Unfortunately the overall pace of the game comes at the sacrifice of good gameplay. The game, however, lays a good foundation: a sort of non-linear Tactical RPG, we can evolve through different cities and dungeons as we see fit. Battles are randomly generated, and the battle arena is divided into squares (in the original game). You must therefore move your characters and select an action, provided that the target is within the scope of execution.
Initially, we have the minimum, such as physical attack, and rudimentary spells, which allow ranged attack. Only very quickly arrive, with the progression in level, more advanced spells, aiming at several targets (easily all targets, by the way). What’s more, these are also more powerful than the first spells mentioned! Thus, despite the three difficulty modes offered at the start of the game, the game is childishly simple, and you never encounter any real obstacles.

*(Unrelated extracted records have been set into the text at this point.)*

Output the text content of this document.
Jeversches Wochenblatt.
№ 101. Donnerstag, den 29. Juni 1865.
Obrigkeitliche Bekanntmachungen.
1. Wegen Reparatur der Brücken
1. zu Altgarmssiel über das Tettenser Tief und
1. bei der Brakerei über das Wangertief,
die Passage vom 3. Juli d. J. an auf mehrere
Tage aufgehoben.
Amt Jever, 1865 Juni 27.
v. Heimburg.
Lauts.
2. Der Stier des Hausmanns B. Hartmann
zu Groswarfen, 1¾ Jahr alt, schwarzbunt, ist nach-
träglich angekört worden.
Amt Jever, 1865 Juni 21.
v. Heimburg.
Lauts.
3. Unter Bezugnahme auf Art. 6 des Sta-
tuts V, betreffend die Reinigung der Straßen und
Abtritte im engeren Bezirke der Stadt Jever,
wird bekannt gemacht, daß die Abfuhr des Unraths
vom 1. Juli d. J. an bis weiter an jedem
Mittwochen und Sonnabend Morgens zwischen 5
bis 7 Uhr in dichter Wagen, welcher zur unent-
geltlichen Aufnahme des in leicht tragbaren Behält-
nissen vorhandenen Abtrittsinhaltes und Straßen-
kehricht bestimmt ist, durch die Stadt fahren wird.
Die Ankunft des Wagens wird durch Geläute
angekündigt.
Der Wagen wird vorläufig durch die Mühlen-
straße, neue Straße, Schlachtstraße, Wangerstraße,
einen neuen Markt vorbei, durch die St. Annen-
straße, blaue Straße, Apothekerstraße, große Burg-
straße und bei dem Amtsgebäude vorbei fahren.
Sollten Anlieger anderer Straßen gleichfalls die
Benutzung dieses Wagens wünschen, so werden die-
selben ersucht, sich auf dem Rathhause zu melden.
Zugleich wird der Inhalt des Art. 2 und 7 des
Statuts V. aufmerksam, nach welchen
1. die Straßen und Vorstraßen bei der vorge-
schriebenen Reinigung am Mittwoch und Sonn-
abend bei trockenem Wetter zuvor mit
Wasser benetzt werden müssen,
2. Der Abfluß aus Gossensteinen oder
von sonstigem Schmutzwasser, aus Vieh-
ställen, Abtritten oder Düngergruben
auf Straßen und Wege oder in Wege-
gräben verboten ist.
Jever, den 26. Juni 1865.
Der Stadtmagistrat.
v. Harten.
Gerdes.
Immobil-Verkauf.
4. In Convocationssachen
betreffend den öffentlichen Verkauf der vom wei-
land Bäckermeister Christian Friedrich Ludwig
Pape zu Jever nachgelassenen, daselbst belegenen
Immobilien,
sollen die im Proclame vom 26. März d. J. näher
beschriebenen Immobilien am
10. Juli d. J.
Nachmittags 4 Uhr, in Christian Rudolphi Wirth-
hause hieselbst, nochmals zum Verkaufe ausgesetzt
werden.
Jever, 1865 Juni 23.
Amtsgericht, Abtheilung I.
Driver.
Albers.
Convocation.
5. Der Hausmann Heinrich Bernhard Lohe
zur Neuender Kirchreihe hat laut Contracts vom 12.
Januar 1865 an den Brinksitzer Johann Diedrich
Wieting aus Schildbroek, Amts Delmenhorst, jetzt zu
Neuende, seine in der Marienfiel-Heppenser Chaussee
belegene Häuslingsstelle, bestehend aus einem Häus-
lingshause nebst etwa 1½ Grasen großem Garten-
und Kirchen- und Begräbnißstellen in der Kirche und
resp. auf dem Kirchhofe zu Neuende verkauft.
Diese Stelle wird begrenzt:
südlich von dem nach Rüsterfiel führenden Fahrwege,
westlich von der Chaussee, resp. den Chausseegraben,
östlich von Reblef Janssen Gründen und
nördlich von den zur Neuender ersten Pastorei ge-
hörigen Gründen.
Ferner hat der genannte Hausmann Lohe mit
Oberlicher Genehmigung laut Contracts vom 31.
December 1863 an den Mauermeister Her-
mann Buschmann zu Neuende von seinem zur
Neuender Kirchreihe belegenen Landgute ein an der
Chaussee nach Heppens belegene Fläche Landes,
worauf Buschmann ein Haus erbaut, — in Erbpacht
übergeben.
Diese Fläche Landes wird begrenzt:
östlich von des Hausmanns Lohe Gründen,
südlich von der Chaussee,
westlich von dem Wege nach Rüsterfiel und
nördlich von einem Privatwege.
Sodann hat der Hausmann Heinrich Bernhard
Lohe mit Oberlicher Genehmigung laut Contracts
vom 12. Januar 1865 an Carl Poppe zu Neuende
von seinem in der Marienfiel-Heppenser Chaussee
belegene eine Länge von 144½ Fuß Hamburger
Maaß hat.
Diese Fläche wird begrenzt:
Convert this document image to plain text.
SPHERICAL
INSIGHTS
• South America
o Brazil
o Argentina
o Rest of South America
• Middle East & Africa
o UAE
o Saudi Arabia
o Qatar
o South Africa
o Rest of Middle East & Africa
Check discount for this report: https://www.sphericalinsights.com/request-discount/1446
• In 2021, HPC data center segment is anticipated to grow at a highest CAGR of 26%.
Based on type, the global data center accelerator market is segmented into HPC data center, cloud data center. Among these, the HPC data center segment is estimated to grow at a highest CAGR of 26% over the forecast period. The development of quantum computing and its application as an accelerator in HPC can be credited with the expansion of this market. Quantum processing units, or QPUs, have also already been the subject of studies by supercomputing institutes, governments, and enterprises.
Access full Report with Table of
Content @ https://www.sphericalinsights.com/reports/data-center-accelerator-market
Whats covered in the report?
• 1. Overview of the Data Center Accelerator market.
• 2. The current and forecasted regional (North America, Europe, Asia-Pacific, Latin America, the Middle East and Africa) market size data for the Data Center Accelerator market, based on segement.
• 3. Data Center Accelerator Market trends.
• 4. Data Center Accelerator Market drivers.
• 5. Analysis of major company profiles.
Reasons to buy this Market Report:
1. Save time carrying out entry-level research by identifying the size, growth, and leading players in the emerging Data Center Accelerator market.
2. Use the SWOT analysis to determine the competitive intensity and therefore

Coupled with a plot that does not really leave room for development (despite some interesting ramifications), the game is ultimately really very short: count less than ten hours to complete the main quest. The only real side quest available is that of freeing her dolls, after they have “found what they were looking for”. The fact remains that the bonuses unlocked at the end (artwork gallery) are of high quality, and this can lead to a little more digging (it is not enough to finish the story to unlock them all ).
Graphically the game is very cute and colorful. During a sequence of dialogues we can admire the portraits of the characters, changing moods depending on the situation, and this transcribes the humor of the app well. The delusions of the developers are also present in combat, with the possibility of annihilating enemy troops with slices of cake! But where the title stands out a bit from the average for the time is at the audio level. The music is mostly forgettable, some even repeating themselves.
On the other hand, few RPGs can boast of offering voice acting on PS1. And the music, whose lyricism has been marvelously adapted by Atlus USA, is truly (enchanted?) sung, which makes it very catchy. A bonus CD had been offered with all copies of the original version, and the operation also seems to be in order with the Nintendo DS edition. Overall, good value for money.
A particularly “efficient” experience in the field of RPG, that is what Rhapsody: A Musical Adventure is . Not free from flaws (far from it), such as very great ease or even a short lifespan, it also has qualities that make it so endearing in the end. Parodic fairy tale with a very successful caricatural side, his music will touch the youngest among us, or at least those who have kept, somewhere in them, a child’s soul.